Having coached against the Hawks for 20 years, Goorjian says his team will embrace its traditional blue-collar mentality, but he's out to shed it's poor cousin image at the free agency table.
"In discussing it with the owners their plan is put together a championship team over time, no shortcuts," Goorjian said.
"I feel like there's not going to be any restrictions, we'll be like everyone else in the league. In all my years in the league Wollongong was always seen that way, as a team that punched above its weight with a limited budget.
"It's very important for the players coming that this ownership is going to give them security and they're going be safe and covered contract-wise and they're being looked after as far as their development and playing is concerned. I feel comfortable we'll be competitive in all those areas."
Goorjian also intends to bring in his own coaching staff, a process he's currently working through, and is already working on the roster. A postponed free agency period is set to open on July 1, but the club is hoping it will be pushed back further.

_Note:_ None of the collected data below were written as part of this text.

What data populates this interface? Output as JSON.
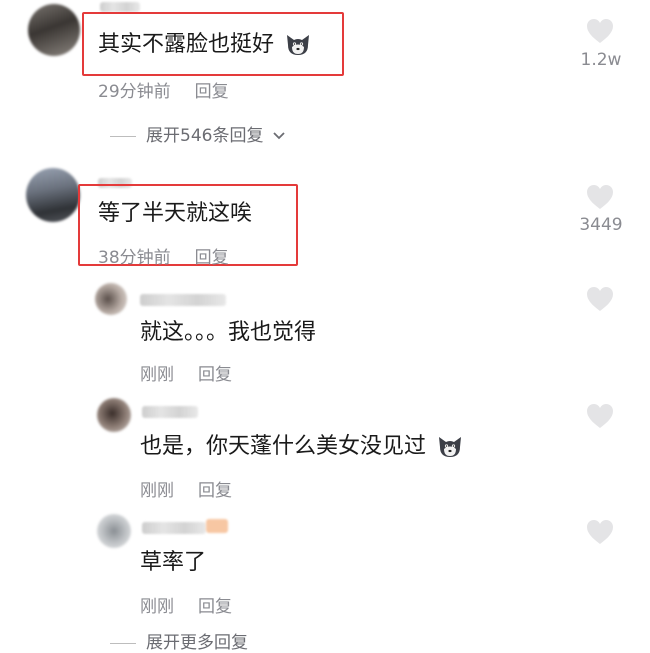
{
  "comments": [
    {
      "text": "其实不露脸也挺好",
      "time": "29分钟前",
      "reply": "回复",
      "likes": "1.2w",
      "expand": "展开546条回复",
      "emoji": "husky-emoji-icon"
    },
    {
      "text": "等了半天就这唉",
      "time": "38分钟前",
      "reply": "回复",
      "likes": "3449"
    }
  ],
  "replies": [
    {
      "text": "就这。。。我也觉得",
      "time": "刚刚",
      "reply": "回复"
    },
    {
      "text": "也是，你天蓬什么美女没见过",
      "time": "刚刚",
      "reply": "回复",
      "emoji": "husky-emoji-icon"
    },
    {
      "text": "草率了",
      "time": "刚刚",
      "reply": "回复"
    }
  ],
  "bottom_partial": "展开更多回复",
  "colors": {
    "highlight_border": "#e43a3a",
    "meta_gray": "#8a8b91",
    "heart_gray": "#e4e4e6"
  }
}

Either way, the two-time Boomers Olympics coach says he's already thrown himself into the process.
"I'm right into it. My staff is vital," he said.
"You want to start lean with people you've worked with and you trust because I'm going into a brand new environment. There's a couple of people I've had a great background with and been through a lot with that I know have my back, I know they're competent and trustworthy. We're working through that process as we speak.
"The second aspect of it would be obviously the roster. What stands out like a sore thumb about he Hawks from last year was the youth in that roster and the talent of that youth.
"You look at guys like Sunday Dech, [Emmett] Naar and [Sam] Froling, they're tremendous talents and something the new organisation is excited about, targeting those young ones and getting them back.
"From that point, depending on the re-signing, we move into who's available on the free agents list, who's available overseas. There's been a lot changing with the pandemic.
"It's a very interesting time and I'm trying to look at it as a positive that we have a blank canvas and we're free to move."